Peut-être que je me trompe. Peut-être que je ressemble à un peintre qui viendrait de vomir sur une toile, et qui se retournerait vers des badauds : « Bah quoi ? Je crée ! »
[...]
La question de l'intimité, de mon intimité - qui s'oppose à mon désir d'écrire, d'être lu -, ce complexe, cette contradiction, c'est une poupée que j'ai tordue. Dans le sens de l'écriture. C'est un choix sur lequel je ne reviendrai pas. Même si ces questions reviennent parfois. J'ai la réponse. Une réponse peut-être erronée. je me moque d'être pathétique. J'ai mon écriture dans mes bras. Je me moque d'être pathétique avec elle. Elle me console comme on ne me consolera jamais.

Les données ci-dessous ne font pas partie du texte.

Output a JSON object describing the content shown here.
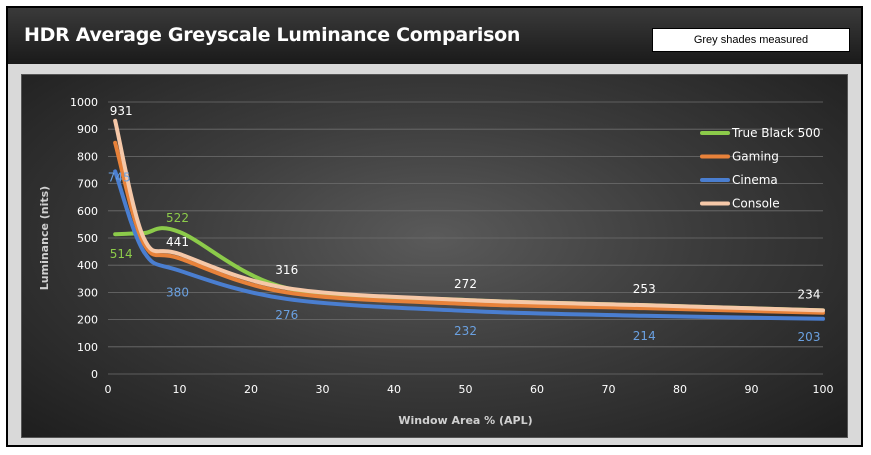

Je comprends que mes phrases, même si elles ont plus de dix ans, même si elles ont été écrites longtemps avant que je n'aie connu [mon compagnon] Baptiste, peuvent le heurter dans son intimité, parce que sa famille, ses amis, ma famille et mes amis, peuvent faire des liens, entre mon écriture, lui, moi. Je comprends.
(p. 95-96)
Je n'arrive jamais à rester dans le 'concret'. Mon cerveau transforme toujours tout en écriture. Non pas que j'invente. Mais j'ai un rapport distancié au réel. Comme s'il n'était là que pour m'offrir un matériau d'écriture. Dès lors, je ne suis jamais totalement triste face à une dispute amoureuse, à un décès, à une dépression. J'y vois une forme de cadeau, de glaise, dans laquelle je peux dessiner des sculptures. Pour autant, je ne cherche pas à vivre des situations douloureuses POUR écrire. J'ai, face au bonheur, le même rapport, la même distance. Je suis comme un schizophrène. D'un côté je suis l'acteur de ma propre vie, de l'autre je suis le photographe de cet acteur. Et c'est dans le corps de ce photographe que je me sens le plus vivant.
(p. 10)
En décembre 1991, j'ai décidé d'écrire un roman. Je séchais mes cours. Je me réveillais la nuit pour écrire. Je ne voulais voir personne. Je m'alimentais mal. Je ne pensais qu'à ça. Finir un roman. Ce sentiment d'urgence venait de mon échec de mon premier projet, 'Jeunesses vaincues'. J'attribuais cet échec à un problème de temps. J'avais découvert que l'écriture allait moins vite que la vie. Que les thèmes qui m'intéressaient au début de l'écriture de 'Jeunesses vaincues' ne m'intéressaient plus quelques mois plus tard. Il fallait donc que j'écrive suffisamment vite pour que les personnages de mon roman continuent de m'intéresser jusqu'au dernier mot.
(p. 72-73)
Faut-il se séparer de ses journaux intimes ? Les garder a-t-il un sens si on ne les relit jamais ? Il aurait été pour moi inimaginable de me séparer de mes journaux intimes. Pourtant, dans un geste masochiste, j'imaginais d'orchestrer pour chaque séparation une forme de suicide : l'un serait coulé dans un canal, l'autre serait immolé, un troisième serait planté sur le pic d'une grille. Au début, j'ai effectivement orchestré des sortes de "suicides", puis j'ai adouci la disparition de mes carnets, je les ai déposés dans des oeuvres d'art, dans des bibliothèques, dans des lieux publics : En parallèle, je les relisais intégralement (ce que je n'aurais pas fait si je n'avais pas su qu'ils allaient ensuite disparaître). Peu à peu, ce projet était de moins en moins un geste masochiste, mais au contraire un geste joyeux, ludique, que je voulais faire partager. J'en parlais à tous ceux que je rencontrais. Certains étaient touchés, et voulaient y participer. À ceux-là, je donnais un carnet, et leur laissais carte blanche.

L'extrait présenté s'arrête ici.